Well i have had to slow down work on slenderman thanks to classes and my brother. He now runs whenever he sees me coming with tinfoil and tape. For the frame i have learned several things. When i put the amateur hands and head on to test them, along with the pants i realized that i had made a mistake. I had taken normal proportions and just stretched them up a bit. This left me with a tall, but not slender man, i was forced to cut off almost half a foot in his width to make him slender again. the new measurements are.

Shoulders 20 inches
Waist 20 inches
Legs 4 feet long
Chest 3 feet long
Arms 4 feet long, This allows them to reach well past the waist and make the illusion that he is even thinner.


----------



## divinedragon7 (Jul 20, 2009)

Here are the hands and head. i am in the process of painting them and will hopefully be able to post those pics by this weekend.


----------



## Mistress of the Abyss (Sep 21, 2007)

Looking good so far! I soo can't wait to see more!


----------



## Sister Grimm (Aug 3, 2011)

Please,please, please post a completed photo. 
My daughter will be Slenderman for Halloween an for our haunted house.


----------



## RunL1keH3LL (Oct 2, 2012)

update coming soon?


----------



## divinedragon7 (Jul 20, 2009)

sorry sorry, head and hands are done, just got side tracked. pictures will be up in a few hours.


----------



## divinedragon7 (Jul 20, 2009)

Forgot to give it a black wash, i'll do that and finish the suit soon, i hope


----------



## DoctorGrim (Oct 18, 2007)

Hey did you finish the prop? Very interested to see a Slender Man prop


----------



## osenator (Nov 3, 2009)

Slender man got him before he could finish it. Damn!


----------



## Blarghity (Sep 2, 2012)

Be careful to keep the weight down. I tried making a similar prop last year. The PVC buckled under the weight. I switched to the gray extra-rigid electrical conduit PVC and still had problems with it sagging. I finally got fed up with the problems and axe murdered it.


----------



## Old Man Bakke (Oct 18, 2011)

Pare Mache and PVC static props...right up my alley...me likey!


----------



## swhalen (May 19, 2013)

This is looking awesome! My boys saw this and want to make one for our haunt. Looking forward to seeing the final prop!!


----------



## Creepy Acres (Sep 14, 2013)

I'm in the process of making one as well, for my first home haunt.


----------



## CrypticCuriosity (Aug 18, 2012)

The head looks fantastic! I can't wait to see the whole thing.


----------



## SonofJoker (Aug 26, 2010)

Looking good so far!


----------



## divinedragon7 (Jul 20, 2009)

Well i have no idea why i never remembered to post the final pics from last year. Here they are. only a few of the kids recognized him but they loved him, especially because i had put up fake signs around the neighborhood for him. 

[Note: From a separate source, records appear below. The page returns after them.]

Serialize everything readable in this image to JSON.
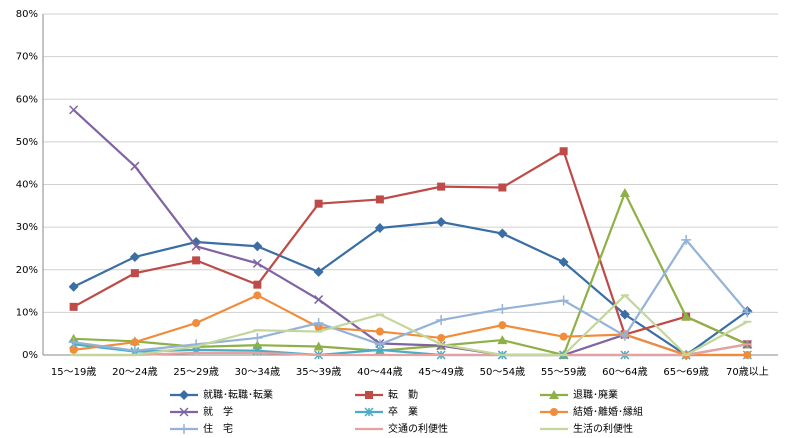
{
  "chart_data": {
    "type": "line",
    "categories": [
      "15～19歳",
      "20～24歳",
      "25～29歳",
      "30～34歳",
      "35～39歳",
      "40～44歳",
      "45～49歳",
      "50～54歳",
      "55～59歳",
      "60～64歳",
      "65～69歳",
      "70歳以上"
    ],
    "series": [
      {
        "name": "就職･転職･転業",
        "color": "#3a6ea5",
        "marker": "diamond",
        "values": [
          16,
          23,
          26.5,
          25.5,
          19.5,
          29.8,
          31.2,
          28.5,
          21.8,
          9.5,
          0,
          10.3
        ]
      },
      {
        "name": "転　勤",
        "color": "#be4b48",
        "marker": "square",
        "values": [
          11.3,
          19.2,
          22.2,
          16.5,
          35.5,
          36.5,
          39.5,
          39.3,
          47.8,
          4.8,
          9,
          2.5
        ]
      },
      {
        "name": "退職･廃業",
        "color": "#8fb046",
        "marker": "triangle",
        "values": [
          3.8,
          3.2,
          1.9,
          2.3,
          2.0,
          1.0,
          2.2,
          3.5,
          0,
          38,
          9,
          2.5
        ]
      },
      {
        "name": "就　学",
        "color": "#7f64a2",
        "marker": "x",
        "values": [
          57.5,
          44.3,
          25.5,
          21.5,
          13,
          2.7,
          2.2,
          0,
          0,
          4.8,
          0,
          2.5
        ]
      },
      {
        "name": "卒　業",
        "color": "#4bacc6",
        "marker": "star",
        "values": [
          2.5,
          0.8,
          1.2,
          1.0,
          0,
          1.2,
          0,
          0,
          0,
          0,
          0,
          0
        ]
      },
      {
        "name": "結婚･離婚･縁組",
        "color": "#f08c3a",
        "marker": "circle",
        "values": [
          1.2,
          3.0,
          7.5,
          14,
          6.5,
          5.5,
          4.0,
          7.0,
          4.3,
          4.8,
          0,
          0
        ]
      },
      {
        "name": "住　宅",
        "color": "#95b3d7",
        "marker": "plus",
        "values": [
          3.0,
          1.0,
          2.5,
          4.0,
          7.5,
          2.5,
          8.2,
          10.8,
          12.8,
          4.5,
          27,
          10
        ]
      },
      {
        "name": "交通の利便性",
        "color": "#e6a1a0",
        "marker": "dash",
        "values": [
          0,
          0,
          0.5,
          0.5,
          0,
          0,
          0,
          0,
          0,
          0,
          0,
          2.5
        ]
      },
      {
        "name": "生活の利便性",
        "color": "#c3d69b",
        "marker": "dash",
        "values": [
          0,
          0,
          2.0,
          5.8,
          5.5,
          9.5,
          2.5,
          0,
          0,
          14,
          0,
          7.8
        ]
      }
    ],
    "ylim": [
      0,
      80
    ],
    "yticks": [
      {
        "value": 0,
        "label": "0%"
      },
      {
        "value": 10,
        "label": "10%"
      },
      {
        "value": 20,
        "label": "20%"
      },
      {
        "value": 30,
        "label": "30%"
      },
      {
        "value": 40,
        "label": "40%"
      },
      {
        "value": 50,
        "label": "50%"
      },
      {
        "value": 60,
        "label": "60%"
      },
      {
        "value": 70,
        "label": "70%"
      },
      {
        "value": 80,
        "label": "80%"
      }
    ],
    "grid": true,
    "legend": "bottom"
  }
}
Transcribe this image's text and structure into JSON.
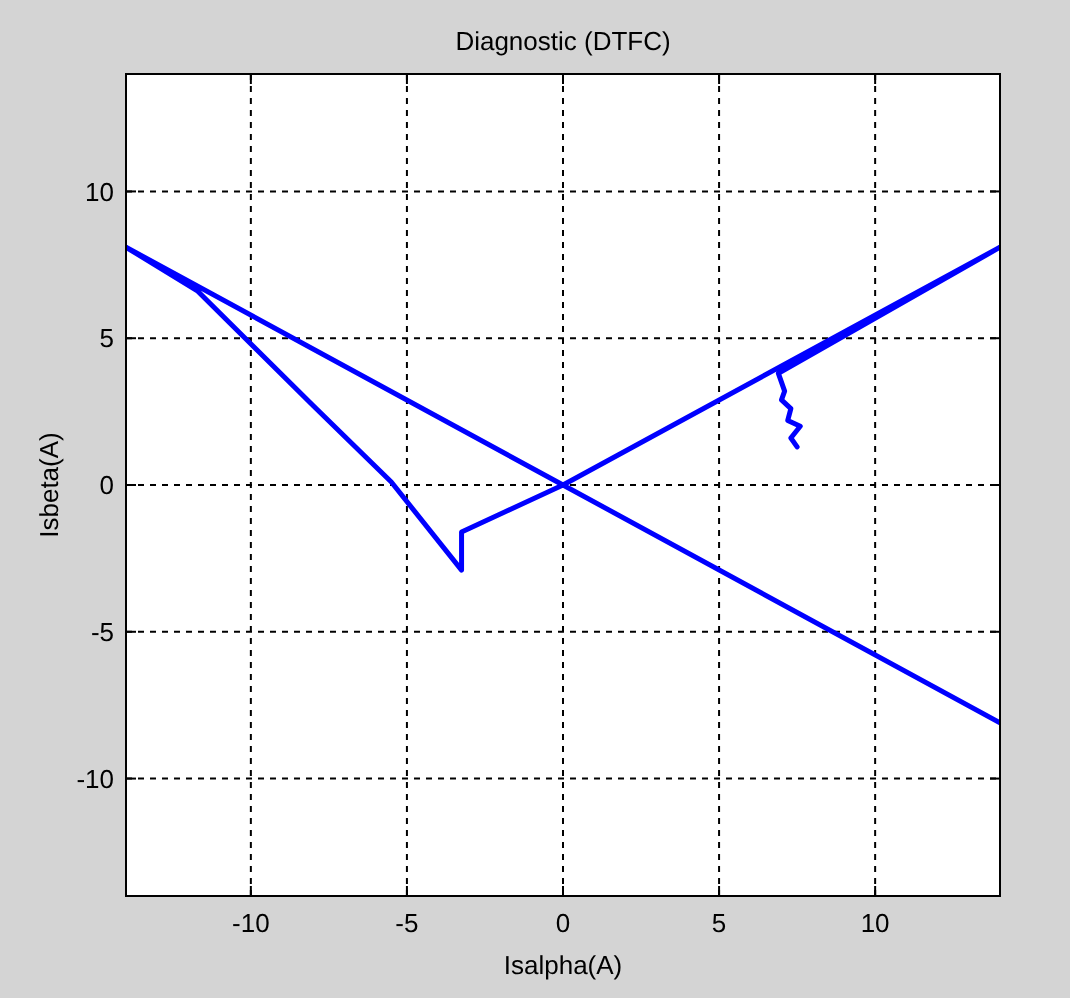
{
  "chart_data": {
    "type": "line",
    "title": "Diagnostic (DTFC)",
    "xlabel": "Isalpha(A)",
    "ylabel": "Isbeta(A)",
    "xlim": [
      -14,
      14
    ],
    "ylim": [
      -14,
      14
    ],
    "xticks": [
      -10,
      -5,
      0,
      5,
      10
    ],
    "yticks": [
      -10,
      -5,
      0,
      5,
      10
    ],
    "grid": true,
    "marker": "none",
    "line_style": "solid",
    "series": [
      {
        "color": "#0000ff",
        "x": [
          7.5,
          7.3,
          7.6,
          7.2,
          7.3,
          7.0,
          7.1,
          6.9,
          14,
          0,
          -14,
          -11.7,
          -8,
          -5.5,
          -3.25,
          -3.25,
          0,
          14
        ],
        "values": [
          1.3,
          1.6,
          2.0,
          2.2,
          2.6,
          2.9,
          3.2,
          3.8,
          8.1,
          0,
          8.1,
          6.6,
          2.7,
          0.1,
          -2.9,
          -1.6,
          0,
          -8.1
        ]
      }
    ]
  }
}
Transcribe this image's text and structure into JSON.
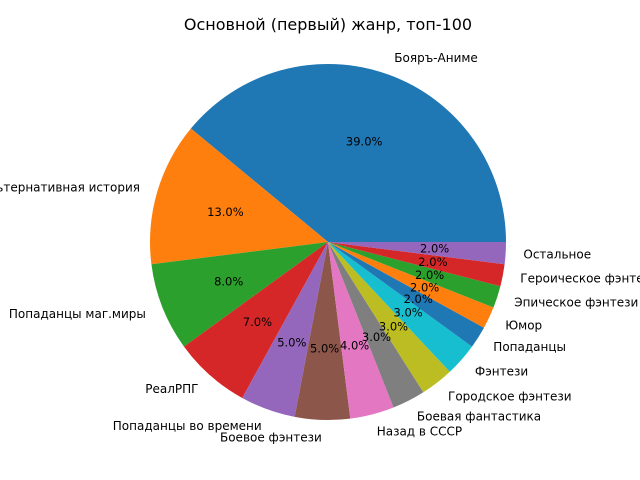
{
  "chart_data": {
    "type": "pie",
    "title": "Основной (первый) жанр, топ-100",
    "slices": [
      {
        "label": "Бояръ-Аниме",
        "value": 39.0,
        "pct_label": "39.0%",
        "color": "#1f77b4"
      },
      {
        "label": "Альтернативная история",
        "value": 13.0,
        "pct_label": "13.0%",
        "color": "#ff7f0e"
      },
      {
        "label": "Попаданцы маг.миры",
        "value": 8.0,
        "pct_label": "8.0%",
        "color": "#2ca02c"
      },
      {
        "label": "РеалРПГ",
        "value": 7.0,
        "pct_label": "7.0%",
        "color": "#d62728"
      },
      {
        "label": "Попаданцы во времени",
        "value": 5.0,
        "pct_label": "5.0%",
        "color": "#9467bd"
      },
      {
        "label": "Боевое фэнтези",
        "value": 5.0,
        "pct_label": "5.0%",
        "color": "#8c564b"
      },
      {
        "label": "Назад в СССР",
        "value": 4.0,
        "pct_label": "4.0%",
        "color": "#e377c2"
      },
      {
        "label": "Боевая фантастика",
        "value": 3.0,
        "pct_label": "3.0%",
        "color": "#7f7f7f"
      },
      {
        "label": "Городское фэнтези",
        "value": 3.0,
        "pct_label": "3.0%",
        "color": "#bcbd22"
      },
      {
        "label": "Фэнтези",
        "value": 3.0,
        "pct_label": "3.0%",
        "color": "#17becf"
      },
      {
        "label": "Попаданцы",
        "value": 2.0,
        "pct_label": "2.0%",
        "color": "#1f77b4"
      },
      {
        "label": "Юмор",
        "value": 2.0,
        "pct_label": "2.0%",
        "color": "#ff7f0e"
      },
      {
        "label": "Эпическое фэнтези",
        "value": 2.0,
        "pct_label": "2.0%",
        "color": "#2ca02c"
      },
      {
        "label": "Героическое фэнтези",
        "value": 2.0,
        "pct_label": "2.0%",
        "color": "#d62728"
      },
      {
        "label": "Остальное",
        "value": 2.0,
        "pct_label": "2.0%",
        "color": "#9467bd"
      }
    ],
    "start_angle_deg": 0,
    "direction": "counterclockwise",
    "legend": "none"
  }
}
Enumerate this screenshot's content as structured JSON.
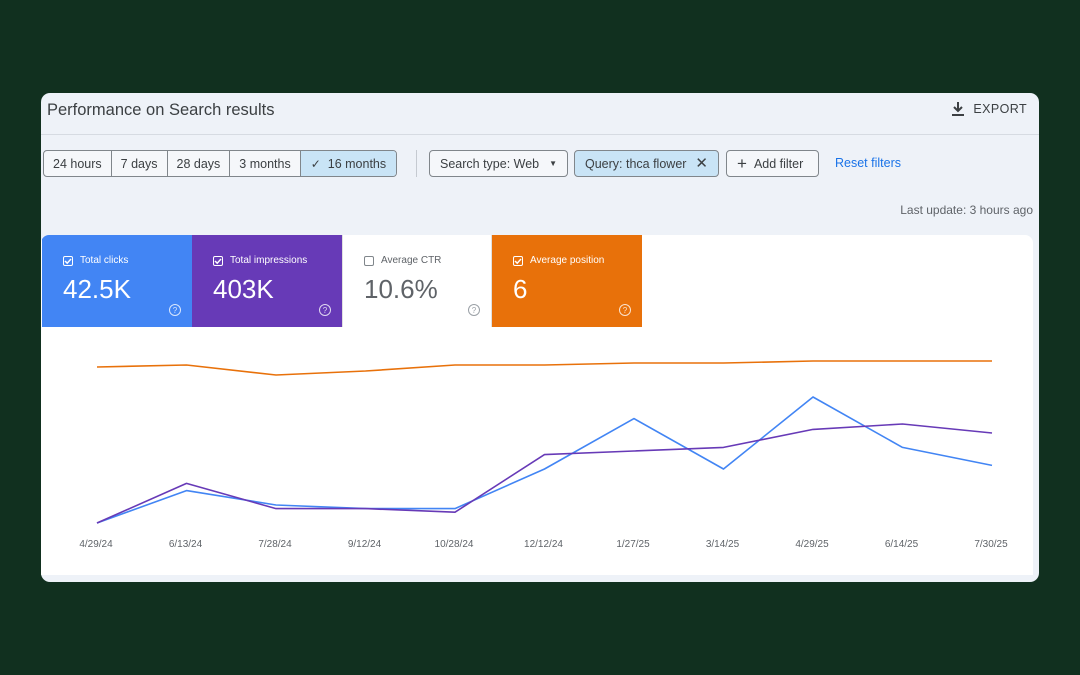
{
  "header": {
    "title": "Performance on Search results",
    "export_label": "EXPORT"
  },
  "date_ranges": [
    {
      "label": "24 hours",
      "active": false
    },
    {
      "label": "7 days",
      "active": false
    },
    {
      "label": "28 days",
      "active": false
    },
    {
      "label": "3 months",
      "active": false
    },
    {
      "label": "16 months",
      "active": true
    }
  ],
  "filters": {
    "search_type": "Search type: Web",
    "query": "Query: thca flower",
    "add_filter": "Add filter",
    "reset": "Reset filters"
  },
  "last_update": "Last update: 3 hours ago",
  "metrics": {
    "clicks": {
      "label": "Total clicks",
      "value": "42.5K",
      "checked": true,
      "color": "#4285f4"
    },
    "impressions": {
      "label": "Total impressions",
      "value": "403K",
      "checked": true,
      "color": "#673ab7"
    },
    "ctr": {
      "label": "Average CTR",
      "value": "10.6%",
      "checked": false
    },
    "position": {
      "label": "Average position",
      "value": "6",
      "checked": true,
      "color": "#e8710a"
    }
  },
  "chart_data": {
    "type": "line",
    "categories": [
      "4/29/24",
      "6/13/24",
      "7/28/24",
      "9/12/24",
      "10/28/24",
      "12/12/24",
      "1/27/25",
      "3/14/25",
      "4/29/25",
      "6/14/25",
      "7/30/25"
    ],
    "series": [
      {
        "name": "Total clicks",
        "color": "#4285f4",
        "values": [
          0,
          18,
          10,
          8,
          8,
          30,
          58,
          30,
          70,
          42,
          32
        ]
      },
      {
        "name": "Total impressions",
        "color": "#673ab7",
        "values": [
          0,
          22,
          8,
          8,
          6,
          38,
          40,
          42,
          52,
          55,
          50
        ]
      },
      {
        "name": "Average position",
        "color": "#e8710a",
        "values": [
          6,
          5,
          10,
          8,
          5,
          5,
          4,
          4,
          3,
          3,
          3
        ]
      }
    ],
    "ylim": [
      0,
      100
    ]
  }
}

There were high winds that night so i had to use about sixty pounds on the base to keep him from falling over.


----------



## Creepy Acres (Sep 14, 2013)

Nice job brotha!


----------



## DoctorGrim (Oct 18, 2007)

He's a tall one. 

I was wondering where you would get pants with a 60 inch inseam.

What are the cloths made of?


----------



## osenator (Nov 3, 2009)

Pretttyy cool!


----------



## Dragonomine (Sep 28, 2008)

ooh so creepy!!


----------



## Paradoxical (Jun 28, 2011)

I was going to do a slender man cut out, but I really like yours better. Can't wait to see the final version!


----------



## divinedragon7 (Jul 20, 2009)

The clothes are made out of, well i can't remember the name but tis the fabric you lay down under rocks to prevent weeds. i just cut it out and used staples to hold it together, took twenty minutes to do the entire suit.


----------



## StanFam3 (Oct 5, 2009)

FUN!! I'm sure the kids got a kick out of that.


----------